# Salting damp green square bales



## nhbaler282 (Oct 5, 2009)

I have read on here about people putting salt between the layers of bales when stacking in the barn I put some hay in the barn with a NH balewagon and the bales are questionable thought about restacking with the grapples and putting some salt on them so how much salt and what kind of salt maybe get a bag of the salt that we give to cows,will the salt desolve and will it be safe for horses,if this works thinking about how to rig up some kind of spreader on the wagon that puts out some salt on each layer of bales on the second table but the salt might be bad on the machinery. www.rosshayandsprigsfarm.com


----------



## Vol (Jul 5, 2009)

At this time of year, one can get away with a much higher % of moisture....the cooler temps will help compensate for higher moisture levels.

Regards, Mike


----------



## Farmerbrown2 (Sep 25, 2018)

I salt all of my hay 50lb bag usually does 800 to 1000 bales .


----------



## gearhartfarms82 (May 10, 2015)

I dont know were ur at but i have seen alot of guys do the salt and inturn i have rejected alot of hay. Seems not to work as well around here for some reason.


----------



## hillside hay (Feb 4, 2013)

I typically use the salt on hay that is fully cured but baling day has too much humidity. Very effective at keeping hay from dusting up. Also used as a dessicant in storage. Hay that makes me nervous stays on the wagon till I'm not skittish anymore. I don't suggest baling at over 22% moisture regardless of innoculant,preservative, or other measures. Hate to see otherwise excellent hay ruined by impatience. Ask me how I know!


----------



## slowzuki (Mar 8, 2011)

Farmers here loved to salt hay, helped them sleep better and helped the cattle stay interested in the crap hay that was put up too wet.

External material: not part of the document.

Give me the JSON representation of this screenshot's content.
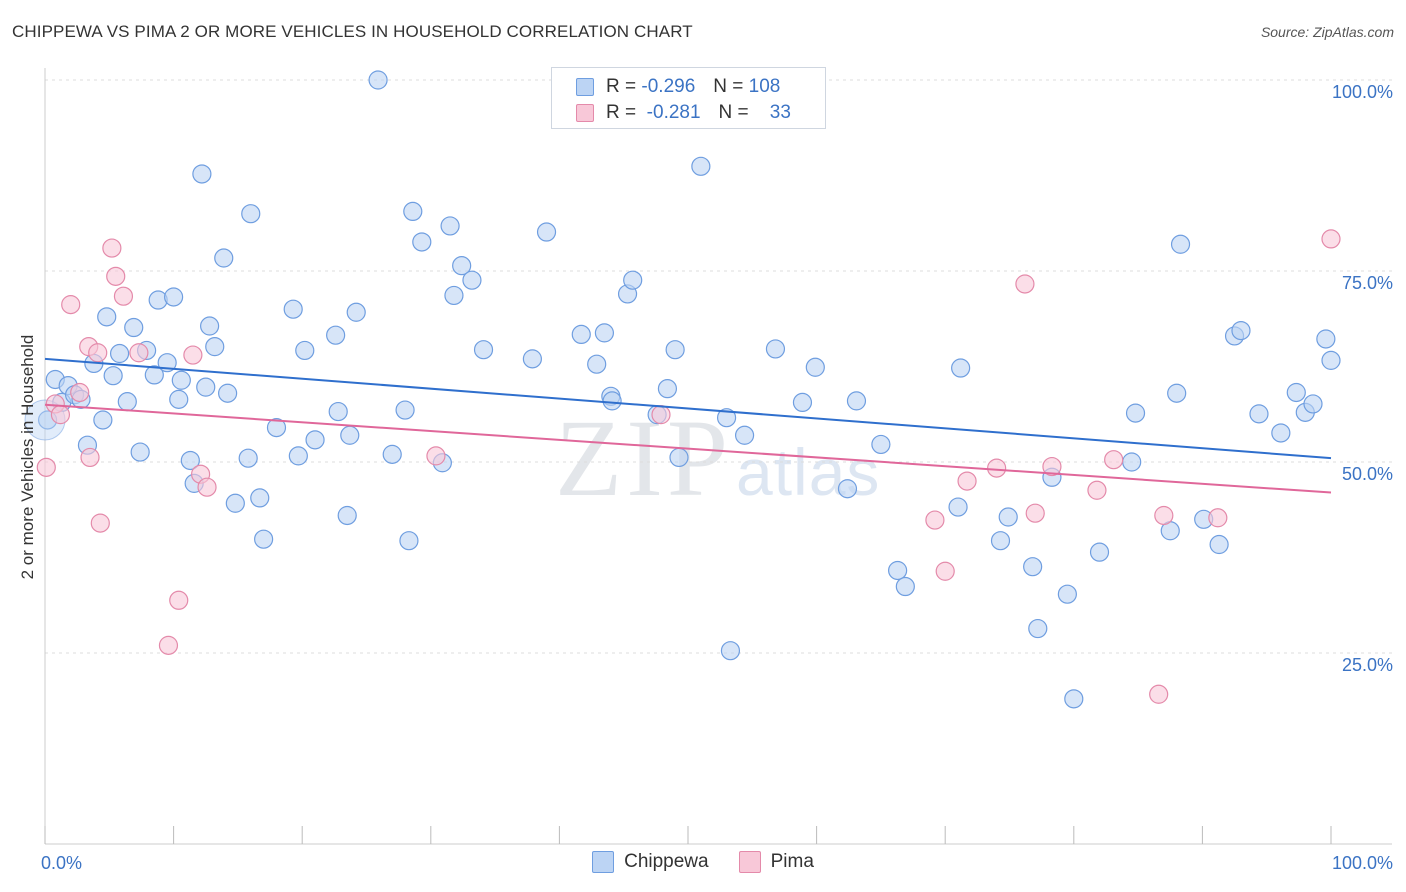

To actually preserve hay you would have to sprinkle it in like a gandy box and you'd need large quantities.

To throw it around in layers in the loft you are talking tons and tons of salt to get an effect.


----------



## Rodney R (Jun 11, 2008)

If the salt does not dissolve, you know that the hay was dry. It is safe or horses, it just makes them thirsty - ever hear of a salt lick? The kind of application that can be done after hay is baled is really just to make the hay taste better.

Rodney


----------



## slowzuki (Mar 8, 2011)

Yup, for us northerners that keep buckets and bags of salt laying around all the time - it does not dissolve or evaporate with humidity short of actual standing water. It's also not that great as a desiccant, 50 lb bags of salt take maybe 2 cups of rain before it just pools in the bottom and isn't absorbed.


----------



## jd-tom (Jun 15, 2010)

I usually end up doing this with with a few loads every year. Usually it works pretty good - the hay keeps pretty good and actually gets a nice "preserved" smell to it like nice haylage or fine tobacco. The trick it to stack the hay on edge (I usually stack all my hay on edge anyway) and sprinkle a little salt between the layers. It doesn't take much - a 50 pound bag will do 3-4 hundred bales.

Learned this from a retired farmer years ago who used to do this 40-50 years ago.....


----------



## JD3430 (Jan 1, 2012)

What does salt actually do? Absorb moisture from the bales? 
Would it help with round bales stacked on their ends? Or are RBs too thick?


----------



## bluefarmer (Oct 10, 2010)

That was one of my first jobs as a kid, salting down layers of hay as it got stacked in the barn by hand!! There are some guys around here that salt down their hay stacked outside. They claim that the cows waste alot less.


----------



## Wethay (Jul 17, 2015)

The salt thrown around by the farmer's grandson is good for making sure that the guy stacking the hay knows exactly were every scratch he has is. It works good for making eyes water and cuss words being applied with the salt. several older farmers used to salt most everything. I'm not saying that it doesn't work, but it never made sense to me, if the salt pulls the moisture out of the bale, isn't it still inside the stack?


----------



## glasswrongsize (Sep 15, 2015)

Wethay said:


> I'm not saying that it doesn't work, but it never made sense to me, if the salt pulls the moisture out of the bale, isn't it still inside the stack?


Just spitballin here, as I never knew exactly the science (or lack of) applied to the idea. My neighbor also did the same thing. Dad insists also if hay is OK, but on the high side of moisture. Perhaps the salt draws the moisture and like you said, the moisture is still there. Perhaps the salty moisture keeps the lil organisms (which create the heat thru their process) from living and creating the feared heat?

73, Mark


----------



## slowzuki (Mar 8, 2011)

Just to be clear no it doesn't work. It's just to make you feel ok about too damp hay going in the barn that really shouldn't . Caramelized hay happens from too wet hay not from salt.


----------



## bluefarmer (Oct 10, 2010)

Salt WILL keep it from getting that dusty mold!


----------



## 10ecDirtfarmer (Dec 28, 2014)

Hay is like popcorn & peanuts, Aint worth a flip w/o salt! 

I do think cows will eat below average hay much better if it is salted.

ORNHBS , (Old ******* HillBilly Saying) The difference between Good Hay and Bad Hay is about 3 or 4 days.


----------



## gearhartfarms82 (May 10, 2015)

Slowzuki u are very correct. Salt will absorb moister but were does it go after absorbing it? Stays there. I have rejected alot of salted hay in my short life. Will mold just the same.

This is why i run acid. Only way to handle damp hay.


----------



## slowzuki (Mar 8, 2011)

Nope sorry not at 50 lbs to the ton spread on top of layers. Can won't doesn't will not.



bluefarmer said:


> Salt WILL keep it from getting that dusty mold!


----------